Poster
in
Workshop: Tackling Climate Change with Machine Learning: Global Perspectives and Local Challenges
Projecting the climate penalty on pm2.5 pollution with spatial deep learning
Mauricio Tec · Riccardo Cadei · Francesca Dominici · Corwin Zigler
Keywords: [ Time-series analysis ] [ Computer vision and remote sensing ] [ Health ] [ Climate justice ]

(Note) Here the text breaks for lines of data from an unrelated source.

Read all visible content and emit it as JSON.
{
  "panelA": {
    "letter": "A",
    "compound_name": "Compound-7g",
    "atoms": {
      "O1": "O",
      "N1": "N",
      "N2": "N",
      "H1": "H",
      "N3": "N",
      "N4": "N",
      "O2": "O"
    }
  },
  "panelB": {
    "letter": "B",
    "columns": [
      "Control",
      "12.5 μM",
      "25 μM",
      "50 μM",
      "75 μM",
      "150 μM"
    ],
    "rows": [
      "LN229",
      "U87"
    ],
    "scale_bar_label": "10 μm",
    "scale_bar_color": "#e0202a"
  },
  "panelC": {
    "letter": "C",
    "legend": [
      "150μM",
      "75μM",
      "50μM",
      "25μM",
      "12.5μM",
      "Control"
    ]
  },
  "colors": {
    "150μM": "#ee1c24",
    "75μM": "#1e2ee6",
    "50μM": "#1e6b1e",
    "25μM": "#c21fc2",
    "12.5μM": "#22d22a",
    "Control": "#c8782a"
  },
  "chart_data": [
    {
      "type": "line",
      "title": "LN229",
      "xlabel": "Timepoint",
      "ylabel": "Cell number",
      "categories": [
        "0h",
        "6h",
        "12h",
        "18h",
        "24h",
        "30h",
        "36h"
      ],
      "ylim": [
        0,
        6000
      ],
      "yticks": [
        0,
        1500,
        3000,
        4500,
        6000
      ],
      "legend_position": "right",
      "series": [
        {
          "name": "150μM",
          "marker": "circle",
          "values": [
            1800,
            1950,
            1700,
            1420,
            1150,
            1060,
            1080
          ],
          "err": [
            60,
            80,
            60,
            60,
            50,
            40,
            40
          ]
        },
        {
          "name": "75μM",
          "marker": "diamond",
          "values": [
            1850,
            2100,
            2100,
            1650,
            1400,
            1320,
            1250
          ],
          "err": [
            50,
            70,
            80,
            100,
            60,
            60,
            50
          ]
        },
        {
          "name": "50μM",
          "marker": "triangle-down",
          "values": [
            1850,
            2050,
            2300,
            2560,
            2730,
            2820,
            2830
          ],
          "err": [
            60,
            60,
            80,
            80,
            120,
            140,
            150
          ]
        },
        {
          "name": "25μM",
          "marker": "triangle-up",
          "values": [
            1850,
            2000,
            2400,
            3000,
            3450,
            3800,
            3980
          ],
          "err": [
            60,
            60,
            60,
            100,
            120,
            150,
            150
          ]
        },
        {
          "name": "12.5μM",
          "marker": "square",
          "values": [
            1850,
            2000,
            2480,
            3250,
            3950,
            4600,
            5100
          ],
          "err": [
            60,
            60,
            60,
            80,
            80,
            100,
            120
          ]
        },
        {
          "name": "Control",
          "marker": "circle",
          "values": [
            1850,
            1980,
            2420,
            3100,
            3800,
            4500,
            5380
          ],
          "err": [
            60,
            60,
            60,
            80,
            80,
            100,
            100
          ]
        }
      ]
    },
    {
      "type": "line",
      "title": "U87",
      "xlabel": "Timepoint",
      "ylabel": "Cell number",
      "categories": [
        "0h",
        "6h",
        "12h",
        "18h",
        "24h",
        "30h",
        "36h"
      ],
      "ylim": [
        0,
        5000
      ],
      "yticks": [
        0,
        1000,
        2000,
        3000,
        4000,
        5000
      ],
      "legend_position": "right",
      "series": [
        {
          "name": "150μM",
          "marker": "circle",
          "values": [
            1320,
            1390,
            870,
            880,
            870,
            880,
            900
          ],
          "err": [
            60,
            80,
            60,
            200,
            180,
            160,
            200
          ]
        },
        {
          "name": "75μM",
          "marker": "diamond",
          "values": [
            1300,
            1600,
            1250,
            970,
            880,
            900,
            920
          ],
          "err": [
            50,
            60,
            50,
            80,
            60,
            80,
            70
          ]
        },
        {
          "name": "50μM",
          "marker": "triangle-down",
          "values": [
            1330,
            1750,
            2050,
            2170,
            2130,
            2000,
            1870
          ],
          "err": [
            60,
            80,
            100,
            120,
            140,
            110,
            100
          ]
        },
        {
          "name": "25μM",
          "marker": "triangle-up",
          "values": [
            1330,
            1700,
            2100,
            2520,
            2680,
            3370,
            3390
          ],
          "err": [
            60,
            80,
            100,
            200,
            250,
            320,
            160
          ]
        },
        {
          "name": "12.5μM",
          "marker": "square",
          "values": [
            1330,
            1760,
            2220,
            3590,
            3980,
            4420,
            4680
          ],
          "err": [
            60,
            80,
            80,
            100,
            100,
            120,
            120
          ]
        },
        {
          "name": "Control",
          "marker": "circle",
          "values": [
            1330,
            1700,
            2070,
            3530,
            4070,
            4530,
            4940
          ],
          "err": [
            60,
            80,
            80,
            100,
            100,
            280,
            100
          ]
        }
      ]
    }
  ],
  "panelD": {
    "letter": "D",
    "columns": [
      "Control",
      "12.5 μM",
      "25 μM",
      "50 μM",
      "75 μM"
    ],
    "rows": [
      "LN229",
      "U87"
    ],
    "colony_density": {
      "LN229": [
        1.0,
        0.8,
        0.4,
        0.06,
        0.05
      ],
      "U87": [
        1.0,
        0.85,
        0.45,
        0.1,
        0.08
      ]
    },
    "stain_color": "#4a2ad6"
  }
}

The climate penalty measures the effects of a changing climate on air quality due to the interaction of pollution with climate factors, independently of future changes in emissions. This work introduces a statistical framework for estimating the climate penalty on soot pollution (PM 2.5), which has been linked to respiratory and cardiovascular diseases and premature mortality. The framework is used to evaluate the disparities in future PM 2.5 exposure across racial/ethnic and income groups. The findings of this study have the potential to inform mitigation policy aiming to protect public health and promote environmental equity in addressing the effects of climate change. The proposed methodology significantly improves upon existing statistical-based methods for estimating the climate penalty. It will use higher-resolution climate inputs---which current statistical approaches cannot accommodate---using an expressive and scalable predictive model based on spatial deep learning with spatiotemporal trend estimation. It will also integrate additional predictive data sources such as demographics and geology. This approach allows us to consider regional dependencies and synoptic weather patterns that influence PM 2.5 and deconvolve them from the effects of exogenous factors, such as the trends in increasing air quality regulations and other sources of unmeasured spatial heterogeneity.